The next time he tries to contact you, call the police on him instead. Avoid all conversation and focus on yourself - try to be a better person. I am not being biased here, I understand you've gone through depression phases and whatnot, probably crossing your lines with verbal abuse. You need to realize that** men do not like** abruptive, abusive, confused, clingy women. They look for life partners that are civil, family oriented and feminine. Verbal abuse and all the drama that you create is** not feminine**.

Have some dignity, stand up for yourself, don't let people use you. After divorcing the guy, and calling immigration office, forget everything and focus on replenishing yourself. Pursue your goals [if you don't have any, find one], and strengthen your bond with family. I'm pretty sure your family is disturbed seeing you in this condition. Stick to them, and stop wasting life away. Quit being a confused soul: know what you're doing, why you're doing it and how you'll do it. You need to use this time to fix up and concentrate more on what you want to be - so you could find a** sincere** man worth your emotions.

Divorce or no?

Firstly you need to manage your temper and contr your anger.. Swearing at his family wont help. You were foolish and made a mistake. From what youve wrote its painfully obvious ur marriage will not work. If you have not already done so stop his immigration process to ensure he doesnt get his full stay. Might be wise to clear the $600 you used on his card as it was a payment made on ur mortgage.. So u dont get into any trouble if he decides to play dirty.

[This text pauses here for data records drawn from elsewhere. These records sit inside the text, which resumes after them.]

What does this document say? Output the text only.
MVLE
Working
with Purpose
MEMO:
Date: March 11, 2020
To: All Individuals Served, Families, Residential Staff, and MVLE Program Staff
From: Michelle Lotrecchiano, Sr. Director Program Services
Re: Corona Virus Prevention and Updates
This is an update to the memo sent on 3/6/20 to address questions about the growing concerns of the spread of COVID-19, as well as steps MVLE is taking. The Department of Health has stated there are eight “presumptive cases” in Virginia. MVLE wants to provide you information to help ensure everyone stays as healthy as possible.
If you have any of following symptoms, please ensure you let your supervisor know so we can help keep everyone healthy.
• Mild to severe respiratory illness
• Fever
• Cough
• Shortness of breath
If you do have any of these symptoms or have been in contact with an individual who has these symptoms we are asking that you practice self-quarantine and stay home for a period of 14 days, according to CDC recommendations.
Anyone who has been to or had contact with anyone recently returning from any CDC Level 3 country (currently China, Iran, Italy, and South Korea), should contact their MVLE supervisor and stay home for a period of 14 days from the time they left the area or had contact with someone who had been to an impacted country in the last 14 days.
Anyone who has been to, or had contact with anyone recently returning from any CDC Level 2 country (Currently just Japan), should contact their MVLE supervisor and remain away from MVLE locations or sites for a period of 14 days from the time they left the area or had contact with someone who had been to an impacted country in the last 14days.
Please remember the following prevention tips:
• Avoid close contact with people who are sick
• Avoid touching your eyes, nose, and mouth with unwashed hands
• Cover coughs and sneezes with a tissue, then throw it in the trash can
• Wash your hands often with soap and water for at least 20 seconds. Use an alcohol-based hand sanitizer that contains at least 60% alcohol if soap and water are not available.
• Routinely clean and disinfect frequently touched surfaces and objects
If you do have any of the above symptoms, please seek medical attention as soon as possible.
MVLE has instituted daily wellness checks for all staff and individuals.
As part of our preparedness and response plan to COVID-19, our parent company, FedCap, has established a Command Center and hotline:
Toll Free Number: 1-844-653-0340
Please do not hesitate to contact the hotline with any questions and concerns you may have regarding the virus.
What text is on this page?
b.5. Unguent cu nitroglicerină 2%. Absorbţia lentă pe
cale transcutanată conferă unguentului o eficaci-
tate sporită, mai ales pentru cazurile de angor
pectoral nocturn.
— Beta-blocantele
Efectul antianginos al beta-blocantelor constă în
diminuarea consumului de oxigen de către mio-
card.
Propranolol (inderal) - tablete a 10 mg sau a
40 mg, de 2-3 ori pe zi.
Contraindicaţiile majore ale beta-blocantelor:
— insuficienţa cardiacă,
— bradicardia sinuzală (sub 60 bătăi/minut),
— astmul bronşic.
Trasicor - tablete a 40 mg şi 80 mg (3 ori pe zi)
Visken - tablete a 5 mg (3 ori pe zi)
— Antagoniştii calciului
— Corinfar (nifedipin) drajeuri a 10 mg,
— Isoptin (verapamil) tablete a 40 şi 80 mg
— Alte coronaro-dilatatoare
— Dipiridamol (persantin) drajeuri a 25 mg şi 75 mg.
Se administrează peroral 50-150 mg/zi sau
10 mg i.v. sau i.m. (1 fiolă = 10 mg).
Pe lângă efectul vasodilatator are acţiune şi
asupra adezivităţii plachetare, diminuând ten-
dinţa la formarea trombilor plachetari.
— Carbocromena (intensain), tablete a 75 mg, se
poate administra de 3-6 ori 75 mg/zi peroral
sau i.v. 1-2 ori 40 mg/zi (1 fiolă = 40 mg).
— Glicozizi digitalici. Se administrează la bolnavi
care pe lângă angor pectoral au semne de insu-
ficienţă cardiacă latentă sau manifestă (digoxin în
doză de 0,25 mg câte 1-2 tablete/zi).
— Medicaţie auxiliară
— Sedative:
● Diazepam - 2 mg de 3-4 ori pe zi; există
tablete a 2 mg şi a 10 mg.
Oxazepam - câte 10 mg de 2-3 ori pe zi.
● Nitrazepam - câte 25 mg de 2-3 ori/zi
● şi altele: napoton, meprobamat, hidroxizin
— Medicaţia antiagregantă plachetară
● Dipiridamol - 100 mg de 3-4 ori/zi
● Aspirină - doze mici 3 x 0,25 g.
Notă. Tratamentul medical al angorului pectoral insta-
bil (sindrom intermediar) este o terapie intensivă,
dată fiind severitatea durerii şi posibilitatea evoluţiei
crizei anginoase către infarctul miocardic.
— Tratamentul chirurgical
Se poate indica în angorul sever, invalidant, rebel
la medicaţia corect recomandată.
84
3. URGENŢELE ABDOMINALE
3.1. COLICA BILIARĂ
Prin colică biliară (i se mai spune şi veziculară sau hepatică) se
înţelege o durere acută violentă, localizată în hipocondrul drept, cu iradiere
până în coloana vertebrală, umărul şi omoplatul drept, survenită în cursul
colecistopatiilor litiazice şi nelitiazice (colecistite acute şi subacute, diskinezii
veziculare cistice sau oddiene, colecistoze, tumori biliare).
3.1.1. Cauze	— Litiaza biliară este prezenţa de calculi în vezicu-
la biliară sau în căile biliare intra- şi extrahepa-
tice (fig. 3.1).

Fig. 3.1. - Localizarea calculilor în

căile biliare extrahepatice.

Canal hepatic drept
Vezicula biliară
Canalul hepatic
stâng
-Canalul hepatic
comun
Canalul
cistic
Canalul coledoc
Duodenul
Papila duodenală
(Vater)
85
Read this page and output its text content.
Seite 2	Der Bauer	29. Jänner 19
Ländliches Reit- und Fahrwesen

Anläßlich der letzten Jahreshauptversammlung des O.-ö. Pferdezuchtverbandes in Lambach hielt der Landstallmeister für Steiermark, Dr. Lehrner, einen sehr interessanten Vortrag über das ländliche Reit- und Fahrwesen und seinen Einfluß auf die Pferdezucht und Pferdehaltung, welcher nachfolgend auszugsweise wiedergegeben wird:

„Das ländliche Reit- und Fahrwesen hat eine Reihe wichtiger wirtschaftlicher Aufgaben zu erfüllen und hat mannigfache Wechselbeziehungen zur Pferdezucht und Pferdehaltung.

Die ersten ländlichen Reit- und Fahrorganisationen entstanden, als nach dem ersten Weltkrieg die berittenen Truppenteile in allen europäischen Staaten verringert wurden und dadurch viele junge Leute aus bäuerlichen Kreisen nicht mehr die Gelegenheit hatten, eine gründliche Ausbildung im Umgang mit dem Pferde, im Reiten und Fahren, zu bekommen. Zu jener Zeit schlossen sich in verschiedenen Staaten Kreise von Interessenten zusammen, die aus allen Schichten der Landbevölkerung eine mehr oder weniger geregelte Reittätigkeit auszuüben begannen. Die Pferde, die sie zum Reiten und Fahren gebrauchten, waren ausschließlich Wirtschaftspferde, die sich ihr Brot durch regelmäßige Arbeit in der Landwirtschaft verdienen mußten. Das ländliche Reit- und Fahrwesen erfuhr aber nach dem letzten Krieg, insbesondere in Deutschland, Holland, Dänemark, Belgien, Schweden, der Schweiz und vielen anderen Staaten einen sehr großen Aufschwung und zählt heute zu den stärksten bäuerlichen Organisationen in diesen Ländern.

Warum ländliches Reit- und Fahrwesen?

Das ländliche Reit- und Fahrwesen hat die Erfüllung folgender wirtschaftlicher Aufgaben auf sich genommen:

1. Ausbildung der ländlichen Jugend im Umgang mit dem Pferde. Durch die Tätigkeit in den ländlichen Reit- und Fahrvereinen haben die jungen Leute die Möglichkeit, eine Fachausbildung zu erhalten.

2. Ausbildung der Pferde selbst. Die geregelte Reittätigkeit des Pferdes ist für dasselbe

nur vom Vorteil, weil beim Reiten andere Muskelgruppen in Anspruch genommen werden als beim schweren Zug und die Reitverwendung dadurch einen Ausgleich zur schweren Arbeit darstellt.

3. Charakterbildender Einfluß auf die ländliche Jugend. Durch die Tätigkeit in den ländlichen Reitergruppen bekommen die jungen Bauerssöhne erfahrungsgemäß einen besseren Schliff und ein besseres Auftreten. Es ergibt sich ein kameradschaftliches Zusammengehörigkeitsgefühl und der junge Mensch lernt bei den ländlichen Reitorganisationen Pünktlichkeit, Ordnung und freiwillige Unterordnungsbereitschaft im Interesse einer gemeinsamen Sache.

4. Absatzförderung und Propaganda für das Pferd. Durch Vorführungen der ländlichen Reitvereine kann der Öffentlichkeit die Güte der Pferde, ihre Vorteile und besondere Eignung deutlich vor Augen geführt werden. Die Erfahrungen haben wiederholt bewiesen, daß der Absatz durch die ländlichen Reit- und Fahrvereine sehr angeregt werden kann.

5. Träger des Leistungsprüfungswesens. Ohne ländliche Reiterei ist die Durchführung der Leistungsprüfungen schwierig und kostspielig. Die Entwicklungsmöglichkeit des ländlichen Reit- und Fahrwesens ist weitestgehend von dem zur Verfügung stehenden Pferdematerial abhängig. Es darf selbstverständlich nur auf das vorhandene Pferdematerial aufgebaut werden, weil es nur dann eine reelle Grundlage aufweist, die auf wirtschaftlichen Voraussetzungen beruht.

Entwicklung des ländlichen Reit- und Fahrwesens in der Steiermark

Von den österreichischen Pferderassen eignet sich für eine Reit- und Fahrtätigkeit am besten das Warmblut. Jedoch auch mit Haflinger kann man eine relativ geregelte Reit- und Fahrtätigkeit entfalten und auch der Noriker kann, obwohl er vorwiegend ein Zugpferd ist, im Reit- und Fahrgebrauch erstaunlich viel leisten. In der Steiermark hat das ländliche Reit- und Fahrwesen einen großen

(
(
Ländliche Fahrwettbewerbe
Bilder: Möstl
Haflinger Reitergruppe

Please talk to someone whether u need to break down infront of someone close to u or a counsellor. U deserve happiness dnt let this get to u.! Get urself back up and move forward. He is not worth it! Have some dignity dont go to him call or txt him. This is what he wants u to beg and chase. Kick him where it hurts and have him sent back and do NOT give him or his family anymore money!!!

Re: Divorce or no?

No one deserves anyone like him! You made a mistake once, now don't repeat the same mistake again.

Re: Divorce or no?

Thanks everyone, I went to see a lawyer last night. My dad and her decided that filing for annulment on the basis of fraud is the best thing to do. I already reported him to immigration and wrote emails and letters to several ministers. Two have replied back so far assuring me that they will investigate. I am still very depressed. My parents have asked me to come live with them for the time being and I am planning on moving in with them soon.

Re: Divorce or no?

Wish ya all the best girl..

Re: Divorce or no?

Its sad to hear your story... :( I believe its better to apply for the divorce and move on in your life...You are really innocent and emotional.. plz keep your emotions aside and think wisely... Its the important decision of your life, ask your parents too since no one other than them can give you the most sincere advice

Re: Divorce or no?

Dear Undecided Girl , I really feel sad about you.

I am sure a better future awaits you.

First of all you need help yourself, Get some medical help to cope with depression.

Its very common problem. People spend a lot of money on physical health but don't care about mental illness.

After you get some treatment , what should be your next step?

How about a therapist ? These people will help you DECIDE , they won't decide it for you.

But they would groom you to the point where you decide by yourself.

Now when we have a stronger , mature and stable girl, then we can take a decision.

For now , just love yourself,

BR,

Re: Divorce or no?

if i were you ,i wouldn't pursue any complain against him and forgive him.

believe me, it makes u bigger person and would relieve you.